I realize this is a slippery slope argument, but what if a Christian refused service to a Muslim? Or what if a gay merchant refused service to a Christian, or say, a Republican, by using the argument that it violates his/her conscience and belief system? I doubt the religious communities and social conservatives would accept that as legal. Yet, these new state laws are loosely written enough to allow such scenarios. In the end, this will turn into a litigation nightmare and an economic boon for lawyers. And given precedents over the years, there is no doubt the Courts will rule such laws are unconstitutional.
We know, though, that someone in Indiana, for example, will push a merchant not to serve him/her because of their sexual identity, then sue them and the state for redress. It will take a couple years to go through the system, but the ACLU, Lamda Legal, and the HRC will certainly take these cases all the way to the Supreme Court if necessary.
So what is in it for Indiana and the other states who are now passing these so-called ‘religious protection’ laws? Since Governor Pence signed the law into effect this week, there have been calls for boycotting the state and petitions circulating to remove major sporting events, conferences and conventions from venues in Indiana. Salesforce, a multiple billion dollar cloud computing company, has canceled all employee work-related trips to Indiana and has begun limiting investments in the state.
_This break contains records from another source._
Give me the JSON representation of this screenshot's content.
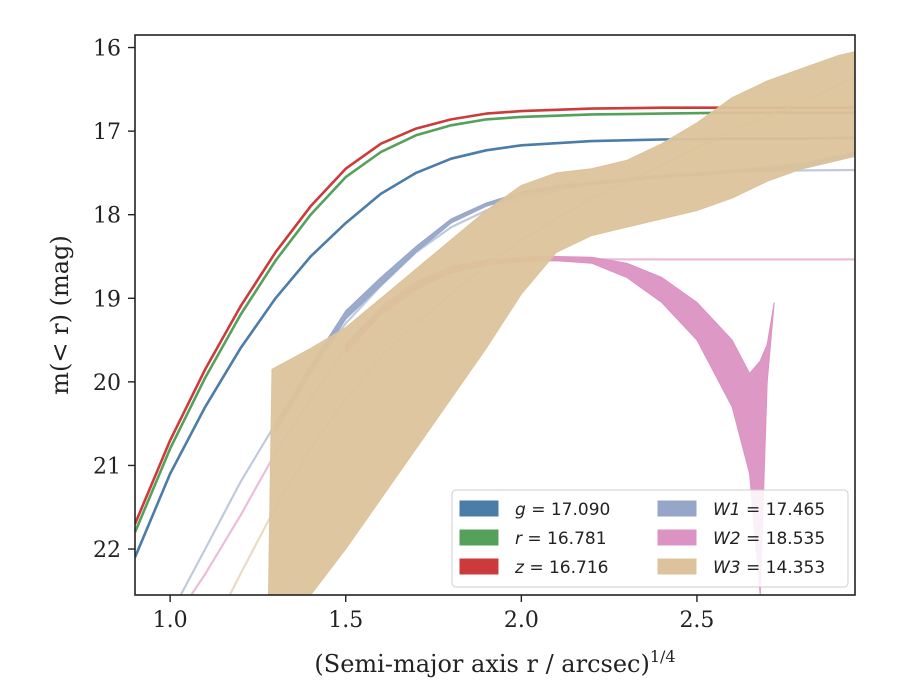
{
  "chart_data": {
    "type": "line",
    "xlabel": "(Semi-major axis r / arcsec)",
    "xlabel_sup": "1/4",
    "ylabel": "m(< r) (mag)",
    "xlim": [
      0.9,
      2.95
    ],
    "ylim": [
      22.55,
      15.85
    ],
    "y_inverted": true,
    "grid": false,
    "legend_position": "lower-right",
    "x_ticks": [
      1.0,
      1.5,
      2.0,
      2.5
    ],
    "x_tick_labels": [
      "1.0",
      "1.5",
      "2.0",
      "2.5"
    ],
    "y_ticks": [
      16,
      17,
      18,
      19,
      20,
      21,
      22
    ],
    "y_tick_labels": [
      "16",
      "17",
      "18",
      "19",
      "20",
      "21",
      "22"
    ],
    "legend": [
      {
        "band": "g",
        "value": "17.090",
        "color": "#4c7ca8"
      },
      {
        "band": "r",
        "value": "16.781",
        "color": "#55a05a"
      },
      {
        "band": "z",
        "value": "16.716",
        "color": "#cc3b3b"
      },
      {
        "band": "W1",
        "value": "17.465",
        "color": "#96a6c8"
      },
      {
        "band": "W2",
        "value": "18.535",
        "color": "#dc92c2"
      },
      {
        "band": "W3",
        "value": "14.353",
        "color": "#dcc39b"
      }
    ],
    "series": [
      {
        "id": "g",
        "color": "#4c7ca8",
        "kind": "line",
        "width": 2.6,
        "x": [
          0.9,
          1.0,
          1.1,
          1.2,
          1.3,
          1.4,
          1.5,
          1.6,
          1.7,
          1.8,
          1.9,
          2.0,
          2.2,
          2.4,
          2.6,
          2.8,
          2.95
        ],
        "y": [
          22.1,
          21.1,
          20.3,
          19.6,
          19.0,
          18.5,
          18.1,
          17.75,
          17.5,
          17.33,
          17.23,
          17.17,
          17.12,
          17.1,
          17.09,
          17.09,
          17.08
        ]
      },
      {
        "id": "r",
        "color": "#55a05a",
        "kind": "line",
        "width": 2.6,
        "x": [
          0.9,
          1.0,
          1.1,
          1.2,
          1.3,
          1.4,
          1.5,
          1.6,
          1.7,
          1.8,
          1.9,
          2.0,
          2.2,
          2.4,
          2.6,
          2.8,
          2.95
        ],
        "y": [
          21.8,
          20.8,
          19.95,
          19.2,
          18.55,
          18.0,
          17.55,
          17.25,
          17.05,
          16.93,
          16.86,
          16.83,
          16.8,
          16.79,
          16.78,
          16.78,
          16.78
        ]
      },
      {
        "id": "z",
        "color": "#cc3b3b",
        "kind": "line",
        "width": 2.6,
        "x": [
          0.9,
          1.0,
          1.1,
          1.2,
          1.3,
          1.4,
          1.5,
          1.6,
          1.7,
          1.8,
          1.9,
          2.0,
          2.2,
          2.4,
          2.6,
          2.8,
          2.95
        ],
        "y": [
          21.7,
          20.7,
          19.85,
          19.1,
          18.45,
          17.9,
          17.45,
          17.15,
          16.97,
          16.86,
          16.79,
          16.76,
          16.73,
          16.72,
          16.72,
          16.72,
          16.72
        ]
      },
      {
        "id": "W1-faint",
        "color": "#96a6c8",
        "kind": "line",
        "width": 2.2,
        "opacity": 0.6,
        "x": [
          1.03,
          1.1,
          1.2,
          1.3,
          1.4,
          1.5,
          1.6,
          1.7,
          1.8,
          1.9,
          2.0,
          2.2,
          2.4,
          2.6,
          2.8,
          2.95
        ],
        "y": [
          22.55,
          22.0,
          21.2,
          20.5,
          19.85,
          19.3,
          18.85,
          18.45,
          18.15,
          17.95,
          17.8,
          17.62,
          17.53,
          17.49,
          17.47,
          17.465
        ]
      },
      {
        "id": "W1-band",
        "color": "#96a6c8",
        "kind": "band",
        "opacity": 0.95,
        "x": [
          1.3,
          1.4,
          1.5,
          1.6,
          1.7,
          1.8,
          1.9,
          2.0,
          2.1,
          2.2,
          2.4,
          2.6,
          2.8,
          2.95
        ],
        "y_low": [
          20.6,
          19.9,
          19.25,
          18.85,
          18.45,
          18.1,
          17.9,
          17.77,
          17.69,
          17.64,
          17.56,
          17.5,
          17.45,
          17.3
        ],
        "y_high": [
          20.5,
          19.8,
          19.15,
          18.75,
          18.38,
          18.05,
          17.86,
          17.73,
          17.65,
          17.61,
          17.53,
          17.47,
          17.38,
          17.25
        ]
      },
      {
        "id": "W2-faint",
        "color": "#dc92c2",
        "kind": "line",
        "width": 2.2,
        "opacity": 0.6,
        "x": [
          1.06,
          1.1,
          1.2,
          1.3,
          1.4,
          1.5,
          1.6,
          1.7,
          1.8,
          1.9,
          2.0,
          2.2,
          2.4,
          2.6,
          2.8,
          2.95
        ],
        "y": [
          22.55,
          22.3,
          21.6,
          20.85,
          20.2,
          19.6,
          19.15,
          18.85,
          18.65,
          18.57,
          18.54,
          18.535,
          18.535,
          18.535,
          18.535,
          18.535
        ]
      },
      {
        "id": "W2-band",
        "color": "#dc92c2",
        "kind": "band",
        "opacity": 0.95,
        "x": [
          1.5,
          1.6,
          1.7,
          1.8,
          1.9,
          2.0,
          2.1,
          2.2,
          2.3,
          2.4,
          2.5,
          2.6,
          2.65,
          2.68,
          2.7,
          2.72
        ],
        "y_low": [
          19.65,
          19.2,
          18.9,
          18.7,
          18.6,
          18.56,
          18.55,
          18.58,
          18.75,
          19.05,
          19.5,
          20.3,
          21.1,
          22.55,
          20.0,
          19.05
        ],
        "y_high": [
          19.55,
          19.1,
          18.8,
          18.62,
          18.54,
          18.51,
          18.5,
          18.51,
          18.58,
          18.75,
          19.05,
          19.5,
          19.9,
          19.75,
          19.55,
          19.05
        ]
      },
      {
        "id": "W3-faint",
        "color": "#dcc39b",
        "kind": "line",
        "width": 2.2,
        "opacity": 0.6,
        "x": [
          1.17,
          1.2,
          1.3,
          1.4,
          1.5,
          1.6,
          1.7,
          1.8,
          1.9,
          2.0,
          2.2,
          2.4,
          2.6,
          2.8,
          2.95
        ],
        "y": [
          22.55,
          22.3,
          21.5,
          20.8,
          20.2,
          19.7,
          19.3,
          18.95,
          18.6,
          18.3,
          17.8,
          17.4,
          17.0,
          16.65,
          16.35
        ]
      },
      {
        "id": "W3-band",
        "color": "#dcc39b",
        "kind": "band",
        "opacity": 0.95,
        "x": [
          1.28,
          1.29,
          1.4,
          1.5,
          1.6,
          1.7,
          1.8,
          1.9,
          2.0,
          2.1,
          2.2,
          2.3,
          2.4,
          2.5,
          2.6,
          2.7,
          2.8,
          2.9,
          2.95
        ],
        "y_low": [
          22.55,
          22.55,
          22.55,
          22.0,
          21.4,
          20.8,
          20.2,
          19.6,
          18.95,
          18.45,
          18.25,
          18.15,
          18.05,
          17.95,
          17.8,
          17.6,
          17.45,
          17.35,
          17.3
        ],
        "y_high": [
          22.55,
          19.85,
          19.6,
          19.35,
          19.0,
          18.65,
          18.3,
          17.95,
          17.65,
          17.5,
          17.45,
          17.35,
          17.15,
          16.9,
          16.6,
          16.4,
          16.25,
          16.1,
          16.05
        ]
      }
    ]
  }
}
The CEO of Salesforce has also warned other corporate CEOs that they need to scrutinize the situation in order to protect their employees and Indiana clients from discrimination. In addition, there are now calls for removing the regional college football championships from Indianapolis and the NCAA has issued a statement saying they are concerned about their players and fans who could face potential discrimination. GenCon, the largest comic convention in the country has a contract with Indiana to hold their event there, but has now stated they will re-evaluate their relationship with the state.
From my perspective, there is not much in it for any state to pass such a law that specifically targets the LGBT community for discrimination by packaging the law in ‘religious conscience’. UPDATE: Utah just now passed a similar RFRA as I am writing this blog. I suppose it is par for the course. You can’t force people to like or support you, but you can challenge bigotry and discrimination where you see it. I suppose it is now my civic responsibility to cross these states off my ‘to visit’ list. And should I ever have to drive through them, I will certainly not spend any money there or as little as I have to.